Breaking point - By Tom Clancy & Steve Perry & Steve Pieczenik Page 0,19

The Dewdrop Inn.

Oh, boy.

In reality, he was sitting in his office more than fifty years away from this place, wearing ear and eye bands, hands in skeletal sensory gloves, seeing and feeling the computer’s imagery, and he was aware of that on some level, though he had learned to tune the “real” reality out, as had most people who spent any time in VR.

Normally, he would have had Jay or one of the other serious players investigating this. But the truth was, he needed the diversion; otherwise, he’d have to pack up and go home, and while work wasn’t always a cure for what ailed you, sometimes it was better than nothing.

He ambled toward the juke joint. A swarthy, bearded man wearing overalls, no shirt, and no shoes leaned against the wall next to the entrance. The man spat a stream of chewing tobacco juice at a little chameleon perched on a stump nearby, missed. The man smiled, showing gaps in his mostly rotten teeth.

In VR, fire walls came in all kinds of configurations.

Well, yeehaw, Michaels thought. Welcome to the shallow end of the gene pool, boy.

“Ain’t open,” Overalls said.

Michaels nodded. “Uh huh. Guess I’ll have to come back later.”

“Reckon so.”

Michaels smiled and walked away. He retreated to the small dock, got into his boat, cast off, and cranked the motor. Around the next bend in the bayou, maybe three hundred yards farther upstream, he put back into shore, tied the bateau to a low-hanging willow tree branch, and hiked back toward the Dewdrop Inn. He circled around behind it, being careful not to let Overalls see him.

The back door was of unpainted wooden planks, crude, but solid. He fished around his pocket and pulled out a skeleton key. In reality, the key was a password provided by Dr. Morrison, but one couldn’t expect to have a coded keypad lock in this kind of scenario; it wouldn’t be appropriate.

The spring lock clicked open. Michaels quickly stepped inside and closed the door behind him.

The inside of the place was pretty much a match for the outside, a 1950s backwoods bar. There were scarred wooden tables, beat-up cane-bottomed bent back chairs, and a row of stools in front of a bar that had seen decades of spilled beers and misplaced cigarettes. Two big rectangular coolers marked with beer logos were behind the bar, and a single shelf under a long, cracked mirror held bottles of bourbon, gin, sloe gin, scotch, and vodka.

It took only a minute or so for Michaels to find the built-in lockbox under the bar, a steel plate with a huge Master Lock padlock on a finger-thick brass hasp.

Michaels had a key to the padlock, but since he didn’t know what was normally in the lockbox, it wouldn’t much matter what he’d find in it if he bothered to look. If something was missing, he wouldn’t be able to tell by looking.
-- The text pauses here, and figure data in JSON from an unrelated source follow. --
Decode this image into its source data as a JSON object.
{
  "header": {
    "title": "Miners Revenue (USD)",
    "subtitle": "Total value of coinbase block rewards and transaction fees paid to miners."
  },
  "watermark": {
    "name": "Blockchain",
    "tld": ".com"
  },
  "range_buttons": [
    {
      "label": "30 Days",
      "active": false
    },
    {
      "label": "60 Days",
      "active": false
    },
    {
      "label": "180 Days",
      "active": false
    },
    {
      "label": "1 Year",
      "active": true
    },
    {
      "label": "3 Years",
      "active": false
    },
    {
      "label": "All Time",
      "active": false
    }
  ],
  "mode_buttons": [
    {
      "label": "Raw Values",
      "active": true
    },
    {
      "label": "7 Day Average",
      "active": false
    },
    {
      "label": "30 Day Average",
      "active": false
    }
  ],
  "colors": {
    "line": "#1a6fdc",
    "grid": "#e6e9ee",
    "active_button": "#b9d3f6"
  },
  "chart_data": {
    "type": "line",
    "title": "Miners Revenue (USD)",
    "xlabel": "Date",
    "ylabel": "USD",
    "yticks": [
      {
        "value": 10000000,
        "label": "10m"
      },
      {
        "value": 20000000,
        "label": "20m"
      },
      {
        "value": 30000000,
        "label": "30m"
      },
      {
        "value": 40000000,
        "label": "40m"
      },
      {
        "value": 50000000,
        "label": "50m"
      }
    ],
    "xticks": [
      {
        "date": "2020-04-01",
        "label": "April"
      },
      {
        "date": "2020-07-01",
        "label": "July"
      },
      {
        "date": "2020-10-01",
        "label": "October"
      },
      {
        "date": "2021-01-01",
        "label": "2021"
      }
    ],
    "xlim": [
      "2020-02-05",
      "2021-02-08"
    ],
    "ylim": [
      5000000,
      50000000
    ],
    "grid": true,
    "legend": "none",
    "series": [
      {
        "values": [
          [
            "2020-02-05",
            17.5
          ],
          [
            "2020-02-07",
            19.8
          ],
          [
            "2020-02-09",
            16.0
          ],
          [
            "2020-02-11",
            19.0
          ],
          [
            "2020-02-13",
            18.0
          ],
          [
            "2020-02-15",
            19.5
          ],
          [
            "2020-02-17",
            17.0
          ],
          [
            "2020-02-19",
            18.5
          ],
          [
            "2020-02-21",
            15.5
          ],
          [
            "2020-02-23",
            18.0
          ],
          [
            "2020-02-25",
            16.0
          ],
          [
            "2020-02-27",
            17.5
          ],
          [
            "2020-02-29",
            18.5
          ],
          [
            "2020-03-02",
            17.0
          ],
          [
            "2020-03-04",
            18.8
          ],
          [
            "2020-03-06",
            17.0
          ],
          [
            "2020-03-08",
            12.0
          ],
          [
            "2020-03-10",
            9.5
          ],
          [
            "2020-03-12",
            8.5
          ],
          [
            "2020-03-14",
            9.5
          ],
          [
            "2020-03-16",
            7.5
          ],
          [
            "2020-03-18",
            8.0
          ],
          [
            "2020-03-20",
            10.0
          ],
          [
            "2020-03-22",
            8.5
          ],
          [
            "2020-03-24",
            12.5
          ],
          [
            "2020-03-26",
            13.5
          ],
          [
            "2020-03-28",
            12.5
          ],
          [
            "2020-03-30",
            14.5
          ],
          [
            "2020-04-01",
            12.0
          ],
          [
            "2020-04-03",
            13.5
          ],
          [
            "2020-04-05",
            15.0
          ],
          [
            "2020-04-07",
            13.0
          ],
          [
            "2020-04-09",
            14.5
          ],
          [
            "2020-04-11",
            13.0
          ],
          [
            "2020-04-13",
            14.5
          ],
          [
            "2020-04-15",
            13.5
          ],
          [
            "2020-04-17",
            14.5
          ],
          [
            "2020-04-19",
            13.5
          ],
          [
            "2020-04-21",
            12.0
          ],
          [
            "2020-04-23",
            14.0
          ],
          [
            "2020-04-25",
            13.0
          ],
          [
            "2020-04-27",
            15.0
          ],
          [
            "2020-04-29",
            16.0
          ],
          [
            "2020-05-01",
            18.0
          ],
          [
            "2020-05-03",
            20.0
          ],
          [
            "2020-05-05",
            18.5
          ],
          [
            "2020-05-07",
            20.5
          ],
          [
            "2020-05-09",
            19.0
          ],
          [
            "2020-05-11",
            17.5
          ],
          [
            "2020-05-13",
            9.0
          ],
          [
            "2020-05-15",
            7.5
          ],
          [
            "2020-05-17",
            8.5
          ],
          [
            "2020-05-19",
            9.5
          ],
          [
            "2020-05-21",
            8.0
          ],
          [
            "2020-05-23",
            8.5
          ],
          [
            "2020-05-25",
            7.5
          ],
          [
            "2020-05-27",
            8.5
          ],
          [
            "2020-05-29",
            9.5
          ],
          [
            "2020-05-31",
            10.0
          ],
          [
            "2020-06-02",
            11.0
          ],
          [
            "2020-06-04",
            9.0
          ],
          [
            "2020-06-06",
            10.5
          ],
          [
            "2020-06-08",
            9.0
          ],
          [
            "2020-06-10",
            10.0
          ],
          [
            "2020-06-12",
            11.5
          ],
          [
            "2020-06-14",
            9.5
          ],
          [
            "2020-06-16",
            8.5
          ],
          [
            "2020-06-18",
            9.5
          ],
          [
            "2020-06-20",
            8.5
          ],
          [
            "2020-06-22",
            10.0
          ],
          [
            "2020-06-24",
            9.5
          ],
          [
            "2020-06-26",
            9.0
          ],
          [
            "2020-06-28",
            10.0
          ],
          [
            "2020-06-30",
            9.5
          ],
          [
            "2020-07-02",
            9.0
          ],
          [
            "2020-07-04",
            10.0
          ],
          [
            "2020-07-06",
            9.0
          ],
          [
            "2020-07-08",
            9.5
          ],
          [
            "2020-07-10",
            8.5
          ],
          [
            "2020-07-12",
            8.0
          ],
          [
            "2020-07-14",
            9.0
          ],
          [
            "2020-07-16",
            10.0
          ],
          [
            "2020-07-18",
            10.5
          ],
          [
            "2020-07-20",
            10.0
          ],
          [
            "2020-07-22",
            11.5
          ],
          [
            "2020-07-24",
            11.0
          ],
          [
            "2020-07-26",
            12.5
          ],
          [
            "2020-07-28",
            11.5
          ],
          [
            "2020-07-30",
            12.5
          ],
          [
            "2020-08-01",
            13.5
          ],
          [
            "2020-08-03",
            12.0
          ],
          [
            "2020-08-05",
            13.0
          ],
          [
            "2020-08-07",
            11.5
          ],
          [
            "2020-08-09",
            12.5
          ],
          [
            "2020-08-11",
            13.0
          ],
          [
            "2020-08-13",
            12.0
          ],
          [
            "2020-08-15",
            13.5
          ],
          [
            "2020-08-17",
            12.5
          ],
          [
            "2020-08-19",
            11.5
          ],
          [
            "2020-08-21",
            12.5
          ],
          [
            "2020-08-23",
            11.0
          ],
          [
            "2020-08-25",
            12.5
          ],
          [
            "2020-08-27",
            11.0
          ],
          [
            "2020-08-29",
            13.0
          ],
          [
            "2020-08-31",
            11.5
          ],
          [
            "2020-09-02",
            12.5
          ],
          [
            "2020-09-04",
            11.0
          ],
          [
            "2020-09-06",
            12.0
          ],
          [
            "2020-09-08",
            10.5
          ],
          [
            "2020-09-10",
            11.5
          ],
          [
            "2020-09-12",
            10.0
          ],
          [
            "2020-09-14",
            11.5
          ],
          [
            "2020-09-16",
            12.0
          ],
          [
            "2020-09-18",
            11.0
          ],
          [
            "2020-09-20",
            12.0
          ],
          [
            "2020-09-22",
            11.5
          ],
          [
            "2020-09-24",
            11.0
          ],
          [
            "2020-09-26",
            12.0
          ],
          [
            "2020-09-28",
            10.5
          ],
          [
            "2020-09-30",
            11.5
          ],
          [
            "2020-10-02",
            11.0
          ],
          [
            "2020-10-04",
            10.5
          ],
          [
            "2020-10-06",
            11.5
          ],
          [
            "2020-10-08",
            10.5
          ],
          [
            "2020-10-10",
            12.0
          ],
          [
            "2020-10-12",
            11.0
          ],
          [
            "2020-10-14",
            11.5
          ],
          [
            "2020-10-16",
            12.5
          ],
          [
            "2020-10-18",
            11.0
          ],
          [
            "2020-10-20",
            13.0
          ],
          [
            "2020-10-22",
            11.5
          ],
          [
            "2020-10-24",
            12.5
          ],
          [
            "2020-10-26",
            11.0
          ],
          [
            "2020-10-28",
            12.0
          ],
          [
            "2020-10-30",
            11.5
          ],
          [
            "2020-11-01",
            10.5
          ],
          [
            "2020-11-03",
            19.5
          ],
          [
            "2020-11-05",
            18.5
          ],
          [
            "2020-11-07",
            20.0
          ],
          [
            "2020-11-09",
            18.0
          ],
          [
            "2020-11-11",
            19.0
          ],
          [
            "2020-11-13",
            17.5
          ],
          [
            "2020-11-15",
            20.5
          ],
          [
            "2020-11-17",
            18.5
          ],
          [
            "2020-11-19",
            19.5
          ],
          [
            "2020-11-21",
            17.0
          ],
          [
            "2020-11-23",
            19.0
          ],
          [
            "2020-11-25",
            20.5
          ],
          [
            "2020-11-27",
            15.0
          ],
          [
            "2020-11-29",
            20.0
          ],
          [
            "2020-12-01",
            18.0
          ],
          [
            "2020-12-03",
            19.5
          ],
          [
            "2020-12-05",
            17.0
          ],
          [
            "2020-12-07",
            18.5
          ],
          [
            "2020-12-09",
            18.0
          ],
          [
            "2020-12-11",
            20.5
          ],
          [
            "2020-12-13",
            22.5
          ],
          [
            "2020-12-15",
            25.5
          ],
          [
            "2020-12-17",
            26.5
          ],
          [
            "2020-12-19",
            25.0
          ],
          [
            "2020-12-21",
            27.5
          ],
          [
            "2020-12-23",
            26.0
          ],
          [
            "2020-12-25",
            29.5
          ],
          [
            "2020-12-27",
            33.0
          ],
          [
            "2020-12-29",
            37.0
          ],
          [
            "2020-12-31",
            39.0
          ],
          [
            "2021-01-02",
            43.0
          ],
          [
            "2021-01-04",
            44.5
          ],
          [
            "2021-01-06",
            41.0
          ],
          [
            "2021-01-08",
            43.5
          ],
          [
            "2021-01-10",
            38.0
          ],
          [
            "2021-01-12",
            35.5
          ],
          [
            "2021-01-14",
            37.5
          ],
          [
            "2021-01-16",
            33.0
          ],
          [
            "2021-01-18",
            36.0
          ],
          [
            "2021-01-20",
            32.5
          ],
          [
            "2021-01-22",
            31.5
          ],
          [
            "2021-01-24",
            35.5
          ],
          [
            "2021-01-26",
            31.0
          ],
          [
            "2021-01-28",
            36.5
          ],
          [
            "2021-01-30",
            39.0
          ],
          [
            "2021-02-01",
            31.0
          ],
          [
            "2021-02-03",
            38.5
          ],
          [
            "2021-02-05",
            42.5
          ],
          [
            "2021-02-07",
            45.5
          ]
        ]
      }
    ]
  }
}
It was dim behind the bar, light shining through two grimy windows on the sides of the building, hardly enough to see by. He pulled a small flashlight from his back pocket and shined it at the lock.
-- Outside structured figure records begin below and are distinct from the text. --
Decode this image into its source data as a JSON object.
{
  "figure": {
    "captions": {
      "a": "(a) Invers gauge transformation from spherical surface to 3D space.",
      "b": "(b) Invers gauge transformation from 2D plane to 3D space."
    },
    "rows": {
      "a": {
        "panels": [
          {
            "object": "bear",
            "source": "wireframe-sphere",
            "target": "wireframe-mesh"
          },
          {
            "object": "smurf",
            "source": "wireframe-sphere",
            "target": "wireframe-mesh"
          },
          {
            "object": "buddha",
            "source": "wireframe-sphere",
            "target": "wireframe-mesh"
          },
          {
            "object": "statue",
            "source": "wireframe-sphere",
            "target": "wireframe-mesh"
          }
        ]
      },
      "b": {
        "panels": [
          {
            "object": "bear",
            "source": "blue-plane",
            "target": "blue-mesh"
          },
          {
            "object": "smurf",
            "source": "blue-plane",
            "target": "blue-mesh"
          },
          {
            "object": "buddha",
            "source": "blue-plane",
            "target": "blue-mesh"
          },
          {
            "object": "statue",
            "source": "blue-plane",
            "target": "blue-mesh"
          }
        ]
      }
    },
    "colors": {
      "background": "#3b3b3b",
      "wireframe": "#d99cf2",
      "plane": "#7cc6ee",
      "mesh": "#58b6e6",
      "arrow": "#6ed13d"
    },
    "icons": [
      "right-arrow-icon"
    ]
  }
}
Sure enough, there were fresh scratches on the lock and on the hasp. Somebody had been at it, trying to pry or pick it open. No way to tell if they had managed it, but it confirmed Morrison’s story, at least in part.

Michaels stood, brushed off his hands, and started for the back door. Morrison could have done it, of course. Somebody yelled “Fire!” a big part of the time he was the guy with the match. Then again, why bring it up? Nobody would have noticed without Morrison’s report, at least nobody in Net Force. And Morrison had access to the lockbox—which was, of course, nothing more than a protected set of files inside the HAARP computer system. He could open it whenever he wanted, there was no need for him to break into it.
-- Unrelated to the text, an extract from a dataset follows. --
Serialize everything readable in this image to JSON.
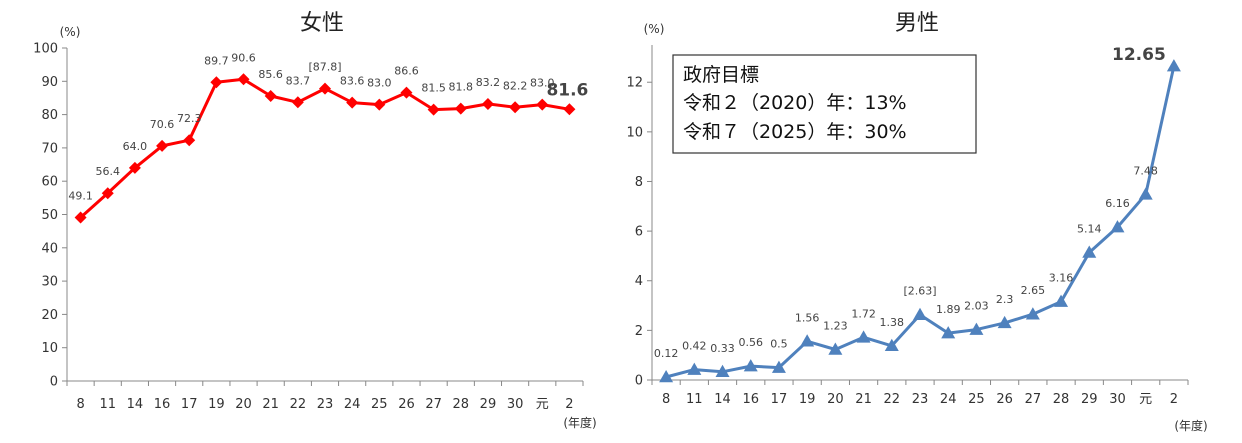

Well. At least it gave Michaels something to go on. He’d have to call Morrisoh back, get some more specific information. It didn’t seem particularly vital, whatever was in the box, no reason to break a leg hurrying to get to it. There were people he could pass it off to, or he could wait until Jay got back from his vacation; he was only going to be gone for a week.

It had been a nice little exercise, maybe helped keep his VR muscles from atrophying completely, but nothing earthshaking.